A few years back I have heard from a lot of people working in ML communities that they are surprised that `numpy.load` is able to execute arbitrary code.
> A few years back I have heard from a lot of people working in ML communities that they are surprised that `numpy.load` is able to execute arbitrary code.
This is correct, before version 1.16.3 (April 2019) `numpy.load` was unsafe by default, unless explicitly specifying `allow_pickle=False`. However, to be clear, that unsafe default was then fortunately changed. Loading numpy arrays with `numpy.load` should now be safe (unless there are yet-to-be-found bugs in that code).
In applications using pickle on untrusted data, that's a big distinction. There are a huge number of similar java and c# object serializationg bugs as well.
There aren't in C#. Neither Newtonsoft.JSON (by default) nor System.Text.Json (at all) allow uncontrolled deserialization. Pretty much no code ever defaulted to Newtonsoft's TypeNameHandling.Auto and community has always been aware of its dangers, espcially in light of the incidents like Log4J.
And BinaryFormatter has been long ago deprecated (and now it got completely removed, in the form of a breaking change, something that pretty much never happens otherwise), and even when it was in use (more than a decade ago, popularity-wise), the use of type binding was heavily encouraged.
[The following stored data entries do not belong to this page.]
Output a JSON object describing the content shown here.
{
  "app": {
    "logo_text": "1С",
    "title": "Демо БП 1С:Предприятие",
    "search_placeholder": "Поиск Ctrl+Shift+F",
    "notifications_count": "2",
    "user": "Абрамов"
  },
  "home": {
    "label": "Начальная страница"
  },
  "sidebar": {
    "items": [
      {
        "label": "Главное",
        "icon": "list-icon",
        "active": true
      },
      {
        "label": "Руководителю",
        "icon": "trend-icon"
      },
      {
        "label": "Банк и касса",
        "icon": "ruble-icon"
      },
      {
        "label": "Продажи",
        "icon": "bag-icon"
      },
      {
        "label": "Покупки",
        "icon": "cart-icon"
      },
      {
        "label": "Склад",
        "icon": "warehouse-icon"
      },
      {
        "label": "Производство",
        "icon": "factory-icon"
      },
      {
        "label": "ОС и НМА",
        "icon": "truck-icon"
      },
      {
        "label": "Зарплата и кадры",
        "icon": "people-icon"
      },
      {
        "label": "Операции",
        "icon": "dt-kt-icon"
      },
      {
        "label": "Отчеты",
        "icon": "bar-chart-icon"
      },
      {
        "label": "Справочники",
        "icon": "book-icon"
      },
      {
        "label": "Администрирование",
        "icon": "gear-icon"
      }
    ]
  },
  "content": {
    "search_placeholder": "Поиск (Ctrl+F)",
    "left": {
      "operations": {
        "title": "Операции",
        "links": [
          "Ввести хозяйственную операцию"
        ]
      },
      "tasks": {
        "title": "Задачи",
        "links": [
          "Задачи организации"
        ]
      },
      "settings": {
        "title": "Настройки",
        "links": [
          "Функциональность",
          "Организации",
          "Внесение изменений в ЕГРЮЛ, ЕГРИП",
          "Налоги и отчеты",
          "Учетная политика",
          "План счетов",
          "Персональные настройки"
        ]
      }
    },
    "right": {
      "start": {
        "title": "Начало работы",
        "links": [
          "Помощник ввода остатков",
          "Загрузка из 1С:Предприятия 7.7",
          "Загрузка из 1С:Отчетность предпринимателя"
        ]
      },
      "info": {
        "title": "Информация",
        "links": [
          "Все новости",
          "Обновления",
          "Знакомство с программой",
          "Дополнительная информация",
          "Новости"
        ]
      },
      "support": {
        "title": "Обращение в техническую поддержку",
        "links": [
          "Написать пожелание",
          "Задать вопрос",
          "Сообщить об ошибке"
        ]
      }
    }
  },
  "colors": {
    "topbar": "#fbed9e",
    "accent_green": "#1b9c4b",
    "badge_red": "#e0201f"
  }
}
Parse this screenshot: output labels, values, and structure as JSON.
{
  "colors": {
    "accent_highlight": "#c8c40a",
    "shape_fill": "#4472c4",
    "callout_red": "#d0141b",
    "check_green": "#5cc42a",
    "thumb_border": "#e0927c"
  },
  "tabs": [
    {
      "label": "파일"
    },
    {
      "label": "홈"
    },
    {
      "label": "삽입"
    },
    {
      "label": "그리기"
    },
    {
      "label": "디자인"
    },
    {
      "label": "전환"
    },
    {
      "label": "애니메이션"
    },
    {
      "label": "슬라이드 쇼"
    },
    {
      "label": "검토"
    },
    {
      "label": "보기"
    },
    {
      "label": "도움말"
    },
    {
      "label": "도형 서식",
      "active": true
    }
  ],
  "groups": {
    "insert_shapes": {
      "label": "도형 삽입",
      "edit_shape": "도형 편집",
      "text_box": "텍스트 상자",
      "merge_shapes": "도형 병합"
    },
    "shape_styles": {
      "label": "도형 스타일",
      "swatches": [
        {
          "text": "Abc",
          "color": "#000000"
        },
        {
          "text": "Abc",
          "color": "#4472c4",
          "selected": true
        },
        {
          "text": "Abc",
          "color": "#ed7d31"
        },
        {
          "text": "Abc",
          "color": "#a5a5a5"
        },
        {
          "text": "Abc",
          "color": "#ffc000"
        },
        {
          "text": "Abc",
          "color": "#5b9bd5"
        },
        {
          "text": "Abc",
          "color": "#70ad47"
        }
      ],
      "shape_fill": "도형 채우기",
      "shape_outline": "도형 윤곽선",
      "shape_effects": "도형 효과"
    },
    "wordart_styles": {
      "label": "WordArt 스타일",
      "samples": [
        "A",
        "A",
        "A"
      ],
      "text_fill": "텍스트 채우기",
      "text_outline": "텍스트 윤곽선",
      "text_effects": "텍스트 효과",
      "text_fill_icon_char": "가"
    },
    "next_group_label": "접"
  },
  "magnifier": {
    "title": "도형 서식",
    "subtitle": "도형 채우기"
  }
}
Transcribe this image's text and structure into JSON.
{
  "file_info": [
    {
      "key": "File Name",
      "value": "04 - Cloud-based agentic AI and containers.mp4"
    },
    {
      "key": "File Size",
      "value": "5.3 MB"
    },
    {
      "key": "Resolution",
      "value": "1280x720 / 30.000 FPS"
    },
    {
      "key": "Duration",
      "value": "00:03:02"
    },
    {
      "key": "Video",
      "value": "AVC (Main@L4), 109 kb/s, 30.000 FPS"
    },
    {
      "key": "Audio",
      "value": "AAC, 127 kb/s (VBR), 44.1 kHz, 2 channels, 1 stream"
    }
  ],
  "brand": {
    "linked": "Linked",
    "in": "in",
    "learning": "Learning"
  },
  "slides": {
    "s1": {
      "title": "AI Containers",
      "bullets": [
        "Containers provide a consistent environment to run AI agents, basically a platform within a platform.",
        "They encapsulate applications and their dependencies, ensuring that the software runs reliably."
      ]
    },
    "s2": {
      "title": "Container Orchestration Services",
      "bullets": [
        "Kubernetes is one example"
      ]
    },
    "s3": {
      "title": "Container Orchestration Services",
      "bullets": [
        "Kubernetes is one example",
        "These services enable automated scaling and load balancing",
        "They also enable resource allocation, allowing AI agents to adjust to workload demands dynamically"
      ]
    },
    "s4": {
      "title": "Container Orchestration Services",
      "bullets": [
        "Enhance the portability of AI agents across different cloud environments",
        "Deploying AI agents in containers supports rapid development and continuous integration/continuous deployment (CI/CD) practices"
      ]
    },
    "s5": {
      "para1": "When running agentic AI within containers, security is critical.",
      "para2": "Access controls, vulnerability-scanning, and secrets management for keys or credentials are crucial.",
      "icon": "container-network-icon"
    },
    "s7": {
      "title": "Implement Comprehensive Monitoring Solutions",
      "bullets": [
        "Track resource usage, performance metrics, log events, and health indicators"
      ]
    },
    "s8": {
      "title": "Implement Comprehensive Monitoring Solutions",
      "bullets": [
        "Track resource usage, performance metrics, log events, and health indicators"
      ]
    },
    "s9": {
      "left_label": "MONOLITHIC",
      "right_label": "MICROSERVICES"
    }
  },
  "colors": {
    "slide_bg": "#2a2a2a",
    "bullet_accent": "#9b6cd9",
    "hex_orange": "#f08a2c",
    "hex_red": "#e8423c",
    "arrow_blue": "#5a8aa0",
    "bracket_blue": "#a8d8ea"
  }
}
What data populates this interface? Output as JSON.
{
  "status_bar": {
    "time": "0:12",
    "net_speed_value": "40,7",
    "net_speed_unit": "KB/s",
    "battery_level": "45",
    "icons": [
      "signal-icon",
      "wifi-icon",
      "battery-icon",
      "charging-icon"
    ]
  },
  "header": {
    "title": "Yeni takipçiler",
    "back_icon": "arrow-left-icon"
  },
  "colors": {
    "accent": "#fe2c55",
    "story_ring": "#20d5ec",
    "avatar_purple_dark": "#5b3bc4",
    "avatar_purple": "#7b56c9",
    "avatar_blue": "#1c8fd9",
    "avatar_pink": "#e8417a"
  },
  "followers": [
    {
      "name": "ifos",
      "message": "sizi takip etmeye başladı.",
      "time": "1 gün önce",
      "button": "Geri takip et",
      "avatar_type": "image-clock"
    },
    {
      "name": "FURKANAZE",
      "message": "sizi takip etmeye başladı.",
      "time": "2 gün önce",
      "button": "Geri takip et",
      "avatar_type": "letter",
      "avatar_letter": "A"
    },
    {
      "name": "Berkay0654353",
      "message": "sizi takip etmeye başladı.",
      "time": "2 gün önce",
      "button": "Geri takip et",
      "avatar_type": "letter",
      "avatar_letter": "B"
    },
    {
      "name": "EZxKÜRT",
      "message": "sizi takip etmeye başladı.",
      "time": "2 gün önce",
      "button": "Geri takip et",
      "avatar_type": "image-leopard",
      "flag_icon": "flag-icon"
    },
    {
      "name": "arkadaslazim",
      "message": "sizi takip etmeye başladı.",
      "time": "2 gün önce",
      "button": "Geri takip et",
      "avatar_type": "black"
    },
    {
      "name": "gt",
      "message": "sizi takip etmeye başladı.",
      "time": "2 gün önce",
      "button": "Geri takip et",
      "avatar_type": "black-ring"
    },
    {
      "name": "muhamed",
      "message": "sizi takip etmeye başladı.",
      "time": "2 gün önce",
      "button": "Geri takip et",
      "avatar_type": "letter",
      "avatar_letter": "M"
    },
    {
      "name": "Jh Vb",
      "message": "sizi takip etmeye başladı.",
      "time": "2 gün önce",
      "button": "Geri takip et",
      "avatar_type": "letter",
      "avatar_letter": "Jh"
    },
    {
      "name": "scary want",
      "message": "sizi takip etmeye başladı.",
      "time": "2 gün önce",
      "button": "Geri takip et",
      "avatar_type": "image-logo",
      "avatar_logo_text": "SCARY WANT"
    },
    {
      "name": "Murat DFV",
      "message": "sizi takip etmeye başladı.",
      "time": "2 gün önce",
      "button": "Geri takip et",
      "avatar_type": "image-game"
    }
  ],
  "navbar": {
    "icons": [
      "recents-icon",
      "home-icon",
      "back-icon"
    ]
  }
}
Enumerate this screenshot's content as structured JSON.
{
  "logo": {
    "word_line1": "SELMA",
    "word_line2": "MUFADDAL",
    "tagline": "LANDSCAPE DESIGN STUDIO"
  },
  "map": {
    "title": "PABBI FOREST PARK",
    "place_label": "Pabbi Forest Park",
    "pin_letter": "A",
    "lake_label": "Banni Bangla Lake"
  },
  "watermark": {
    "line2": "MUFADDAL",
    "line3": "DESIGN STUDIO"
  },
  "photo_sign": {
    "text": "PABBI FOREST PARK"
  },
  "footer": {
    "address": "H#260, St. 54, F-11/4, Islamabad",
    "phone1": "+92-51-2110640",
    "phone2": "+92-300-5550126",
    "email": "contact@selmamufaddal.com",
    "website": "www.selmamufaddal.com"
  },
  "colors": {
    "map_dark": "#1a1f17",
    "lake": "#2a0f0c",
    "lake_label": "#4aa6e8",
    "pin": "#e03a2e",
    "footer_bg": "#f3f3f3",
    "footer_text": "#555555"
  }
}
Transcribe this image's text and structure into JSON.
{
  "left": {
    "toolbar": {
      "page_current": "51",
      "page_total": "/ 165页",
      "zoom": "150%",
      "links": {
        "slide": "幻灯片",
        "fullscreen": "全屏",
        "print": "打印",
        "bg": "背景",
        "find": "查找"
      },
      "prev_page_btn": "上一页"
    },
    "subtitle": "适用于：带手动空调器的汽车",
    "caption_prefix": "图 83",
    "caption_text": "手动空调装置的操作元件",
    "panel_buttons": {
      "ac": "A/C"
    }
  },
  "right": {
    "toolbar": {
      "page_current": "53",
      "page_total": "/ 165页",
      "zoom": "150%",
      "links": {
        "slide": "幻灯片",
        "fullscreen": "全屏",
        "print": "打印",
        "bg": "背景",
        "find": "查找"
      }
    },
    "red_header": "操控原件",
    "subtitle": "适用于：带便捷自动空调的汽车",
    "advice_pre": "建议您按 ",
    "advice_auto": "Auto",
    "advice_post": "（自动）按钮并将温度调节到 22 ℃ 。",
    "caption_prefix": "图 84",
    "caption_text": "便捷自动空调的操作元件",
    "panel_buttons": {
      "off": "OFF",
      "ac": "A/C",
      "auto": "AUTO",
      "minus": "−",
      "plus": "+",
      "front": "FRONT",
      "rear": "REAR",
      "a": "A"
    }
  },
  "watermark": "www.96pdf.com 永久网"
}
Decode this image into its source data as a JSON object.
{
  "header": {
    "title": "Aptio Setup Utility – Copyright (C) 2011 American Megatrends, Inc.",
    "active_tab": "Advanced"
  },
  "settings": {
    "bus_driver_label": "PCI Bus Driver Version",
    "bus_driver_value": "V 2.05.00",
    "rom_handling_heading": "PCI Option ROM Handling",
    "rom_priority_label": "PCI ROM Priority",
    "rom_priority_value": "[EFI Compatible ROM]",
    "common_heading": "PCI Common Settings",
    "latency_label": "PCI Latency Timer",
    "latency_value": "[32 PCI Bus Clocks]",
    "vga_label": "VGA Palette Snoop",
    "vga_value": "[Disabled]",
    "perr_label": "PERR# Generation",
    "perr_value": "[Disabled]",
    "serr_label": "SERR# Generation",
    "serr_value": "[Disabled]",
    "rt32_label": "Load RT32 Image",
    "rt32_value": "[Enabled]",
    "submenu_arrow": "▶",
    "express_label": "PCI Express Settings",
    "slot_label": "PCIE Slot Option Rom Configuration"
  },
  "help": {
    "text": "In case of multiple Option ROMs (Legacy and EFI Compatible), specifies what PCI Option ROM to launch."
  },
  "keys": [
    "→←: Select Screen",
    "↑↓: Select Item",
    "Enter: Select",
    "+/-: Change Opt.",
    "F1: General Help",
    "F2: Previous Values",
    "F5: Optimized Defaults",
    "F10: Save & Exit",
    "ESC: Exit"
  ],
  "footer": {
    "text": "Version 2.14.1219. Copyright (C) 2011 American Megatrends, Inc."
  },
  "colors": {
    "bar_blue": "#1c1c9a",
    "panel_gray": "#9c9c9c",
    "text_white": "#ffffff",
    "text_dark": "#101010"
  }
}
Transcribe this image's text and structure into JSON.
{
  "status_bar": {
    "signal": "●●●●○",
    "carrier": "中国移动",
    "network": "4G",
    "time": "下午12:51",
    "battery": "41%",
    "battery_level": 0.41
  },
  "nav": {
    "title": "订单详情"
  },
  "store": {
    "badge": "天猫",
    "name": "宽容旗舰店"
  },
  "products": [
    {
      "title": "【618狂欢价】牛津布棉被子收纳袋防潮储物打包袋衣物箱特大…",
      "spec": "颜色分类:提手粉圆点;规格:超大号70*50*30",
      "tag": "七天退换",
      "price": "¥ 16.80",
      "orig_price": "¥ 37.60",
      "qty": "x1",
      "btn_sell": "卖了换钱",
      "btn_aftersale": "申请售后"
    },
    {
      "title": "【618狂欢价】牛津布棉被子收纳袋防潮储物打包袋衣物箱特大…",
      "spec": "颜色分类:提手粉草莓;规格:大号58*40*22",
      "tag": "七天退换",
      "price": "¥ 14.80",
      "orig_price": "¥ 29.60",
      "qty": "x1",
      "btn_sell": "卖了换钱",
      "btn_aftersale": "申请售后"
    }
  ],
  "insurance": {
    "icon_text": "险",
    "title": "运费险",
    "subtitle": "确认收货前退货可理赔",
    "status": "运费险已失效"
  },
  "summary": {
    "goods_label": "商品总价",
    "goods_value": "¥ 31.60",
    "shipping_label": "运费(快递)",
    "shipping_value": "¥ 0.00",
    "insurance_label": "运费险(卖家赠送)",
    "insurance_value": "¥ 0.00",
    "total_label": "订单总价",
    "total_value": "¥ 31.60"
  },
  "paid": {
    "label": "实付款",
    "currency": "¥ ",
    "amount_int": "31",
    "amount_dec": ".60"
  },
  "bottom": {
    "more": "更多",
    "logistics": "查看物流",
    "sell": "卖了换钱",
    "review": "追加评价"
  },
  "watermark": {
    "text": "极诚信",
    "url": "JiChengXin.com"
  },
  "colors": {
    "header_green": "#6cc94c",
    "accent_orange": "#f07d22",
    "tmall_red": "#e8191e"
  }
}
E.g. My discovery the other day that out of the box C# System.Text.Json can't serialize System.Exception without writing a custom serializer [0] (since 2020, because .NET fix speed...). NewtonSoft handles it fine. (Had wanted a quick-and-dirty debugging dump of properties)
I was thinking of BinaryFormatter and NetDataContractSerializer, etc. unsafe .NET object deserialization. I'm sure the default JSON serializer in C# is safe (lmao language fanboys)
I think a good response from the R authors should:
• Make clear the bug is due to unsafe deserialization (not serialization as their statement says). This is important because unsafe deserialization is a major source of remote code execution vulnerabilities.
• Update the documentation to make it clear that R’s serialization and deserialization functions are not safe to use for sharing data across the network. Serialized objects should be treated as code, not data.
>and a blog post for bragging, thankfully they didn't do a name and a logo.
I am still amazed on how many people on HN seem to get worked up over vulnerability names. God forbid someone also slaps a piece of clip art or whatever on the blog post. Worse yet, if they buy a $5 domain... the horror!
Maybe it's just me, but I'd much rather remember "Heartbleed" over "CVE-2014-0160".
It's fine when your bugs are (unanimously) cool, be it Heartbleed, Meltdown, Spectre or Load Value Injection (this one gets a hilarious video even).
For less cool bugs a logo and a name seems rather... strange, because it happens all the time and it's not clear why it's special. Imagine a coworker fixed a random JIRA ticket which may be "switching to night mode does not work on a certain page" and then named it "Nightfall" and a logo and a landing page and a lot of bragging in the next periodic meeting.
> Imagine a coworker fixed a random JIRA ticket which may be "switching to night mode does not work on a certain page" and then named it "Nightfall" and a logo and a landing page and a lot of bragging in the next periodic meeting.
From what I can tell, these RDS files are a common way of sharing data among R users. I would be relatively surprised if reading someone else's dataset was able to execute arbitrary code.
I think this is more like if reading a CSV via numpy could execute code.